'Voices Of Latin America' Present The Venezuelan Brass Ensemble At Carnegie Hall
A part of the Simon Bolivar Symphony Orchestra the Venezuelan Brass Ensemble will take the stage on Dec. 7 as part of the "Voices From Latin America," festival that is taking place at Manhattan's Carnegie Hall.
An extension of the SBSO the Venezuelan Brass Ensemble will be led on the night by conductor Thomas Clamor. The conductor will lead the group through firstly a rendition of Giancarlo Castro's "Grand Fanfare."
After, the group will play "Selections from Symphonic Dances from West Side Story," by Bernstein, that will be followed by another Giancarlo Castro piece "Llegada de un noble maestro." Clamor will lead the ensemble through Caldrella and Scarpino's "Canaro en Paris," arranged by Jose Carli, followed by Abreu's "Tico-Tico no fuba," arranged by Jhon Iveson.
Aguirre's "Amalia," is what follows and was arranged by Fernando Ruiz. The ensemble will then play Castro's "Walking Faster" and the final piece of the night will be Felix Mendoza's "Guerra de secciones."

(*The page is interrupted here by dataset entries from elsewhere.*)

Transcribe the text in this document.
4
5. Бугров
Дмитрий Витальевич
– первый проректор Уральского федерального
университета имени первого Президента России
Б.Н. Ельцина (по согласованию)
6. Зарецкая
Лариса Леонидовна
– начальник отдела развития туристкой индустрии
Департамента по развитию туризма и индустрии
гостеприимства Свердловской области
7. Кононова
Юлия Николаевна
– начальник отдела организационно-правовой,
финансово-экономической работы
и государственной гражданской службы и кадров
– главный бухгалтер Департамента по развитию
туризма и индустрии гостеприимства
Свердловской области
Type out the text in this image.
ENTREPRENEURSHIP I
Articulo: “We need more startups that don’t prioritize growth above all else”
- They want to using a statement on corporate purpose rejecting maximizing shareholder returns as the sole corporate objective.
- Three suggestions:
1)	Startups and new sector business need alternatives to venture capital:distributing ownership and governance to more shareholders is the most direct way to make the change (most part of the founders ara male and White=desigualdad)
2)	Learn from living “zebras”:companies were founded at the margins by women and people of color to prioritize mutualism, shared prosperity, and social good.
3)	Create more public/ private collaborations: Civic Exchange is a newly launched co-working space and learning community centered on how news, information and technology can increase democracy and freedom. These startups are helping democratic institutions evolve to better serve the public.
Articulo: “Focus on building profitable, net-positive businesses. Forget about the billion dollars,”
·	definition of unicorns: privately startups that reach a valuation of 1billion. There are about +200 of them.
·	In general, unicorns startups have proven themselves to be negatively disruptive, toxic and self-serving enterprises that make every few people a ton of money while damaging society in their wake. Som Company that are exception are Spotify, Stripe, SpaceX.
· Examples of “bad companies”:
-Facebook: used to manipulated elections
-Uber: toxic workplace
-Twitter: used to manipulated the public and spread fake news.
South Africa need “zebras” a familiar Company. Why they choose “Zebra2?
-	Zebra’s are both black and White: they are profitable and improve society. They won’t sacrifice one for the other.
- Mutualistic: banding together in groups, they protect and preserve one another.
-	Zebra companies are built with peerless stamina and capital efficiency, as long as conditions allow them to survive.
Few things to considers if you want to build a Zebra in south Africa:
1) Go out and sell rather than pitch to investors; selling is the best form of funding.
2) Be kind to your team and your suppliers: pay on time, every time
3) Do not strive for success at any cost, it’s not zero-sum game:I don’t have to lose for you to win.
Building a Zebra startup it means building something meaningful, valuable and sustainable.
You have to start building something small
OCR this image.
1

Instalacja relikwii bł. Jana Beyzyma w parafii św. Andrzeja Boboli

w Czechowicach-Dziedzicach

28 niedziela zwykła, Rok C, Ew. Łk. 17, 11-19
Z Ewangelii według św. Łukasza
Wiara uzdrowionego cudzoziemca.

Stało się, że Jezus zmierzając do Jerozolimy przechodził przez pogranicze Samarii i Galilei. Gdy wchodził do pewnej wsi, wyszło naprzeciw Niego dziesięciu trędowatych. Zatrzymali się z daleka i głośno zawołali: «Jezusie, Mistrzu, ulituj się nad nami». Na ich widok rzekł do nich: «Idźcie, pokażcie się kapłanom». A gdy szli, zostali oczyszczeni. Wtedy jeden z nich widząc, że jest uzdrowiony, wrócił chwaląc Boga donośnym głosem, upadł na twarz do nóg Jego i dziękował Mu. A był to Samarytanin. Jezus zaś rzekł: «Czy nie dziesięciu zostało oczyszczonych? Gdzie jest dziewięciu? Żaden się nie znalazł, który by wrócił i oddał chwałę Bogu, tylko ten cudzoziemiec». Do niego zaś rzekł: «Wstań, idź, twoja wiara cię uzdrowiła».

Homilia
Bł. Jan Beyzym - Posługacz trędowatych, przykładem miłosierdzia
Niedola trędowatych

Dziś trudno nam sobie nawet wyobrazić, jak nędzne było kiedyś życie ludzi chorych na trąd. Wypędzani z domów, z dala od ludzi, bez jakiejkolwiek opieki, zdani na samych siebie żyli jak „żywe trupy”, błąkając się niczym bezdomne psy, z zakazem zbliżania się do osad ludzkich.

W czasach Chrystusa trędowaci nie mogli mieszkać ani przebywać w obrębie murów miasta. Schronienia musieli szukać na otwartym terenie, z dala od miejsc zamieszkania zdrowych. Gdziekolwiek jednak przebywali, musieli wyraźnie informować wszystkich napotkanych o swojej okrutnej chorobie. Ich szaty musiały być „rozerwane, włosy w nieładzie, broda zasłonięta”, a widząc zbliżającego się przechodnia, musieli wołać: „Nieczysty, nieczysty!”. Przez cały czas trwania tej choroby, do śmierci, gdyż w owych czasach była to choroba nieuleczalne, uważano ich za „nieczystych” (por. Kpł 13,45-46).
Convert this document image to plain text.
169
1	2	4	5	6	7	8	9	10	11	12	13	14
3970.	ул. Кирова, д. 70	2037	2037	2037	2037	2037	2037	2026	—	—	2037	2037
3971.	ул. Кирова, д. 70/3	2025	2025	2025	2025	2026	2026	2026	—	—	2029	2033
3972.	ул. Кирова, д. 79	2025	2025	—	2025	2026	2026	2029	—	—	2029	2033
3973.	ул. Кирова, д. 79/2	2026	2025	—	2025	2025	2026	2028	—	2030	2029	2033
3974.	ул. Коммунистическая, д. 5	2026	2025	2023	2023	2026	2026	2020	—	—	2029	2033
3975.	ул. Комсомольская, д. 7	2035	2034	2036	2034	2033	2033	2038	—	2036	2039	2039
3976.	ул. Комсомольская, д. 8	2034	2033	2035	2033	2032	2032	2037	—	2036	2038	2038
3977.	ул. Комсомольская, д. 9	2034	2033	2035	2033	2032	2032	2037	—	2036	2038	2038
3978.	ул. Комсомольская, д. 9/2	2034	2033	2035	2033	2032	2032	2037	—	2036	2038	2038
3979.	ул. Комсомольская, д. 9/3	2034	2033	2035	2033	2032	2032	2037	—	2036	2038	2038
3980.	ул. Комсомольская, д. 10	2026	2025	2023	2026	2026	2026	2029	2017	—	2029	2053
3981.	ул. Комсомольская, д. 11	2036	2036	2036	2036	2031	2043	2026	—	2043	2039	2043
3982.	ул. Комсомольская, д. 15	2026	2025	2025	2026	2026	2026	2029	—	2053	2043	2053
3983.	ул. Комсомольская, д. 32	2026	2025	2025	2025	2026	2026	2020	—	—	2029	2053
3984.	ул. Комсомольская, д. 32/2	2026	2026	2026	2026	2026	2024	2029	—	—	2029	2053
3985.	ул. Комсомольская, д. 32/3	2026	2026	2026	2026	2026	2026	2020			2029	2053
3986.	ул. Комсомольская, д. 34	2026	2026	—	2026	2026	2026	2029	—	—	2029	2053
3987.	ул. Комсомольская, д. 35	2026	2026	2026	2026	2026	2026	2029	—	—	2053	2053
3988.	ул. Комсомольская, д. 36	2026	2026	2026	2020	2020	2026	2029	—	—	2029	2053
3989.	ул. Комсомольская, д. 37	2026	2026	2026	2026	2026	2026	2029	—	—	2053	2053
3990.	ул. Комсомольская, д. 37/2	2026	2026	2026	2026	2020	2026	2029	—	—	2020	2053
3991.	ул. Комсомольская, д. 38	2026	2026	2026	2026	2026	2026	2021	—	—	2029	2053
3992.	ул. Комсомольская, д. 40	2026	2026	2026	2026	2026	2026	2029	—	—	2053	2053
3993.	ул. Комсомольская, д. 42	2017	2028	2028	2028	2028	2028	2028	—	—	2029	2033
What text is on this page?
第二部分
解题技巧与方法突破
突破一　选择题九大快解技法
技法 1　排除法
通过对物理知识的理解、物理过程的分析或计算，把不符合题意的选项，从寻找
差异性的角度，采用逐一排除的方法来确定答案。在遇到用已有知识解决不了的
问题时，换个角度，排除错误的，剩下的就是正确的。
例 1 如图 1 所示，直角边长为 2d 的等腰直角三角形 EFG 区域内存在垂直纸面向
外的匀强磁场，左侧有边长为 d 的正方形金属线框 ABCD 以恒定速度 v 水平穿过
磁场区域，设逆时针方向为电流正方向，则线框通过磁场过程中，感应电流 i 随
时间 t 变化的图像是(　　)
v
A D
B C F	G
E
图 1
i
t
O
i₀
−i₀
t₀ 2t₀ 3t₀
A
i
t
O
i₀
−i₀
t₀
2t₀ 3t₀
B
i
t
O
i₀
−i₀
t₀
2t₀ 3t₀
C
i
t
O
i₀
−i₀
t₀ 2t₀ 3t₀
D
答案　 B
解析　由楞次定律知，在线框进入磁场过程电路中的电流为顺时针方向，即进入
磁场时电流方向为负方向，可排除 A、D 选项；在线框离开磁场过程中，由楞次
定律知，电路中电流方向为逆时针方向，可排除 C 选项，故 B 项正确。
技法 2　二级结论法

The Venezuelan Brass Ensemble is a part of the Simon Bolivar Symphony Orchestra that was birthed from Venezuela's El Sistema. Dr. Jose Antonio Abreu and Clamor are the minds behind the Brass Ensemble and formed the extension from the main orchestra in 2003.
The first tour for the brass unit came shortly after their formation. The ensemble in 2005 toured Colombia, Peru, Ecuador and Chile with their conductor Clamor and in 2006 released their first CD entitled "We Got Rhythm," on EMI Classics.
Clamor began his musical education in Germany where he studied the trumpet and by the age of 23 he became the youngest musician in the Berliner Philharmoniker.
As a conductor Clamor played in four different continents having conducted in Bonn, Salzburg, Rome, Madrid, New York, Chicago, Los Angeles, Buenos Aires, Santiago, Tokyo and Beijing just to name a few.